Manufactured in South Africa, the UNI TronicT system is distributed around the globe.
“One of the distinguishing features of the UNI TronicT system is the passive scanning of detonators, using an innovative application of barcode technology,” said Johannes Louw, marketing manager at SMI.
He explained that the electronic detonators are each equipped with an imbedded microchip, each with a unique identification number, which corresponds with the barcode label scanned with a handheld scanner.
“The scanned detonator identification numbers are downloaded into a blast box, along with a delay time for each detonator. Once the site has been evacuated, the blast box communicates with the individual detonators to coordinate initiation of explosives in the individual blast holes,” continued Louw.
He said that SMI's team was the driving force behind the development of this unique application of barcode technology, and it identified Harmonic as a preferred supplier of the two types of scanners used to read detonator IDs.
“Harmonic played an important role in assisting us to increase the robustness of the scanners and to create the interfaces between the UNI TronicT technology and the scanners,” Louw added.
He explained that the scanners are a key component of the UNI TronicT electronic initiation system, making it possible to read the individual detonator ID's without communicating with the detonator itself.

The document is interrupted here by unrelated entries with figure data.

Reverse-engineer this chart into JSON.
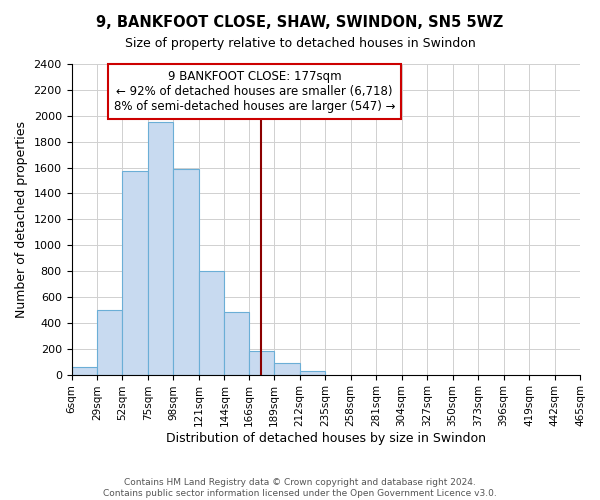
{
  "title": "9, BANKFOOT CLOSE, SHAW, SWINDON, SN5 5WZ",
  "subtitle": "Size of property relative to detached houses in Swindon",
  "xlabel": "Distribution of detached houses by size in Swindon",
  "ylabel": "Number of detached properties",
  "bar_color": "#c8daf0",
  "bar_edge_color": "#6baed6",
  "vline_color": "#8b0000",
  "vline_x": 177,
  "annotation_title": "9 BANKFOOT CLOSE: 177sqm",
  "annotation_line1": "← 92% of detached houses are smaller (6,718)",
  "annotation_line2": "8% of semi-detached houses are larger (547) →",
  "bin_edges": [
    6,
    29,
    52,
    75,
    98,
    121,
    144,
    166,
    189,
    212,
    235,
    258,
    281,
    304,
    327,
    350,
    373,
    396,
    419,
    442,
    465
  ],
  "bin_counts": [
    55,
    500,
    1575,
    1950,
    1590,
    800,
    480,
    185,
    90,
    30,
    0,
    0,
    0,
    0,
    0,
    0,
    0,
    0,
    0,
    0
  ],
  "ylim": [
    0,
    2400
  ],
  "yticks": [
    0,
    200,
    400,
    600,
    800,
    1000,
    1200,
    1400,
    1600,
    1800,
    2000,
    2200,
    2400
  ],
  "footer_line1": "Contains HM Land Registry data © Crown copyright and database right 2024.",
  "footer_line2": "Contains public sector information licensed under the Open Government Licence v3.0.",
  "background_color": "#ffffff",
  "grid_color": "#d0d0d0"
}
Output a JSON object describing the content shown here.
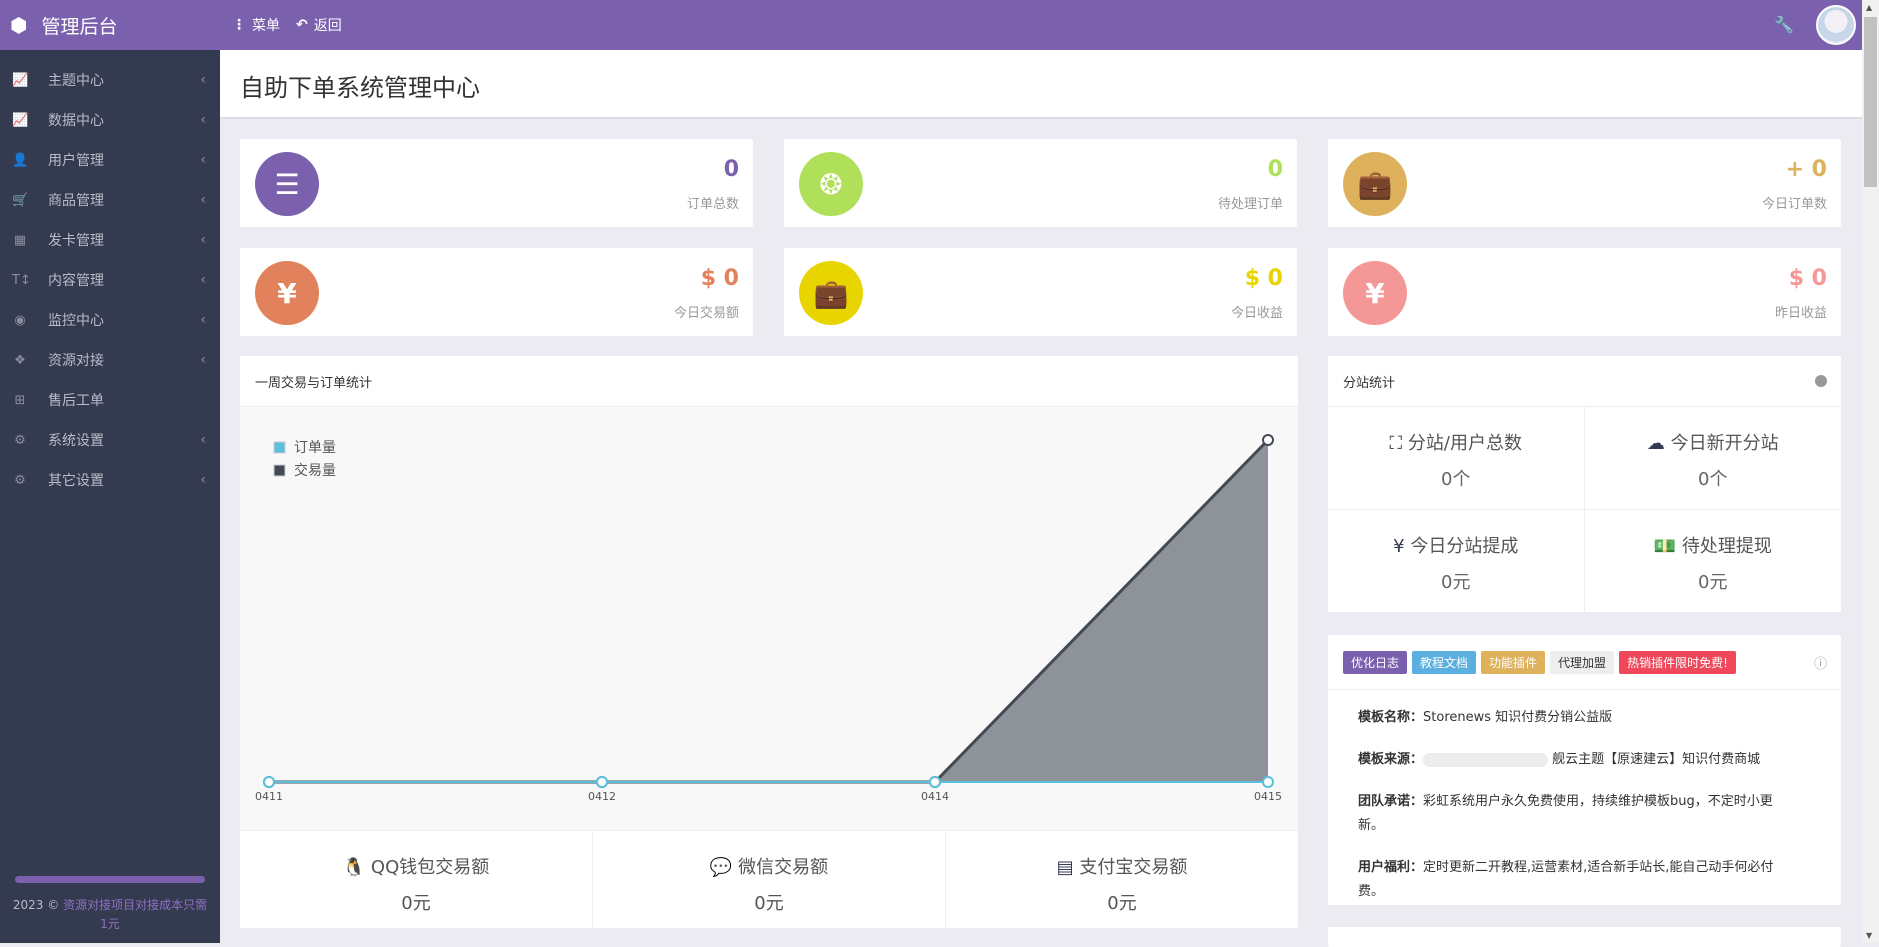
{
  "header": {
    "brand": "管理后台",
    "menu_label": "菜单",
    "back_label": "返回"
  },
  "sidebar": {
    "items": [
      {
        "label": "主题中心",
        "icon": "chart-line-icon",
        "glyph": "📈"
      },
      {
        "label": "数据中心",
        "icon": "chart-line-icon",
        "glyph": "📈"
      },
      {
        "label": "用户管理",
        "icon": "user-icon",
        "glyph": "👤"
      },
      {
        "label": "商品管理",
        "icon": "cart-icon",
        "glyph": "🛒"
      },
      {
        "label": "发卡管理",
        "icon": "grid-icon",
        "glyph": "▦"
      },
      {
        "label": "内容管理",
        "icon": "text-height-icon",
        "glyph": "T↕"
      },
      {
        "label": "监控中心",
        "icon": "dot-circle-icon",
        "glyph": "◉"
      },
      {
        "label": "资源对接",
        "icon": "cubes-icon",
        "glyph": "❖"
      },
      {
        "label": "售后工单",
        "icon": "plus-square-icon",
        "glyph": "⊞"
      },
      {
        "label": "系统设置",
        "icon": "gear-icon",
        "glyph": "⚙"
      },
      {
        "label": "其它设置",
        "icon": "gears-icon",
        "glyph": "⚙"
      }
    ],
    "footer_year": "2023 ©",
    "footer_link": "资源对接项目对接成本只需1元"
  },
  "page_title": "自助下单系统管理中心",
  "cards": [
    {
      "value": "0",
      "label": "订单总数",
      "color": "#7b60ae",
      "icon": "list-ol-icon"
    },
    {
      "value": "0",
      "label": "待处理订单",
      "color": "#b0e05a",
      "icon": "octagon-icon"
    },
    {
      "value": "+ 0",
      "label": "今日订单数",
      "color": "#deb25c",
      "icon": "briefcase-icon"
    },
    {
      "value": "$ 0",
      "label": "今日交易额",
      "color": "#e2825c",
      "icon": "yen-icon"
    },
    {
      "value": "$ 0",
      "label": "今日收益",
      "color": "#e8d500",
      "icon": "briefcase-icon"
    },
    {
      "value": "$ 0",
      "label": "昨日收益",
      "color": "#f49797",
      "icon": "yen-icon"
    }
  ],
  "chart_panel": {
    "title": "一周交易与订单统计"
  },
  "chart_data": {
    "type": "area",
    "categories": [
      "0411",
      "0412",
      "0414",
      "0415"
    ],
    "series": [
      {
        "name": "订单量",
        "values": [
          0,
          0,
          0,
          0
        ],
        "color": "#5bc0de"
      },
      {
        "name": "交易量",
        "values": [
          0,
          0,
          0,
          1
        ],
        "color": "#434a54"
      }
    ],
    "ylim": [
      0,
      1
    ],
    "legend": "top-left",
    "grid": false
  },
  "payments": [
    {
      "label": "QQ钱包交易额",
      "value": "0元",
      "icon": "qq-icon"
    },
    {
      "label": "微信交易额",
      "value": "0元",
      "icon": "wechat-icon"
    },
    {
      "label": "支付宝交易额",
      "value": "0元",
      "icon": "credit-card-icon"
    }
  ],
  "substation": {
    "title": "分站统计",
    "cells": [
      {
        "label": "分站/用户总数",
        "value": "0个",
        "icon": "sitemap-icon",
        "glyph": "⛶"
      },
      {
        "label": "今日新开分站",
        "value": "0个",
        "icon": "cloud-icon",
        "glyph": "☁"
      },
      {
        "label": "今日分站提成",
        "value": "0元",
        "icon": "yen-icon",
        "glyph": "¥"
      },
      {
        "label": "待处理提现",
        "value": "0元",
        "icon": "money-icon",
        "glyph": "💵"
      }
    ]
  },
  "notice": {
    "tags": [
      {
        "label": "优化日志",
        "color": "#7b60ae"
      },
      {
        "label": "教程文档",
        "color": "#5bb0e0"
      },
      {
        "label": "功能插件",
        "color": "#deb25c"
      },
      {
        "label": "代理加盟",
        "color": "#eeeeee"
      },
      {
        "label": "热销插件限时免费!",
        "color": "#f0475a"
      }
    ],
    "rows": [
      {
        "k": "模板名称：",
        "v": "Storenews 知识付费分销公益版"
      },
      {
        "k": "模板来源：",
        "v": "舰云主题【原速建云】知识付费商城"
      },
      {
        "k": "团队承诺：",
        "v": "彩虹系统用户永久免费使用，持续维护模板bug，不定时小更新。"
      },
      {
        "k": "用户福利：",
        "v": "定时更新二开教程,运营素材,适合新手站长,能自己动手何必付费。"
      }
    ]
  }
}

“Without the presence of a properly functioning scanner the individual electronic detonators will not be identified and, therefore, will not be programmed with its specific delay. Without this, the system would not function,” he commented.
Barry Baetu, managing director of Harmonic, said the system has worked very well, allowing SMI to handle potentially dangerous products with confidence.
“Good progress has been made towards improving the robustness of the scanners, as mining conditions are often very rough at up to 6 000 feet below the ground. In the five years since the design of the system, it has been exported to Europe, Asia, Australasia and North America, contributing towards the UNI TronicT system becoming a leading technology in electronic initiation of explosives,” he said.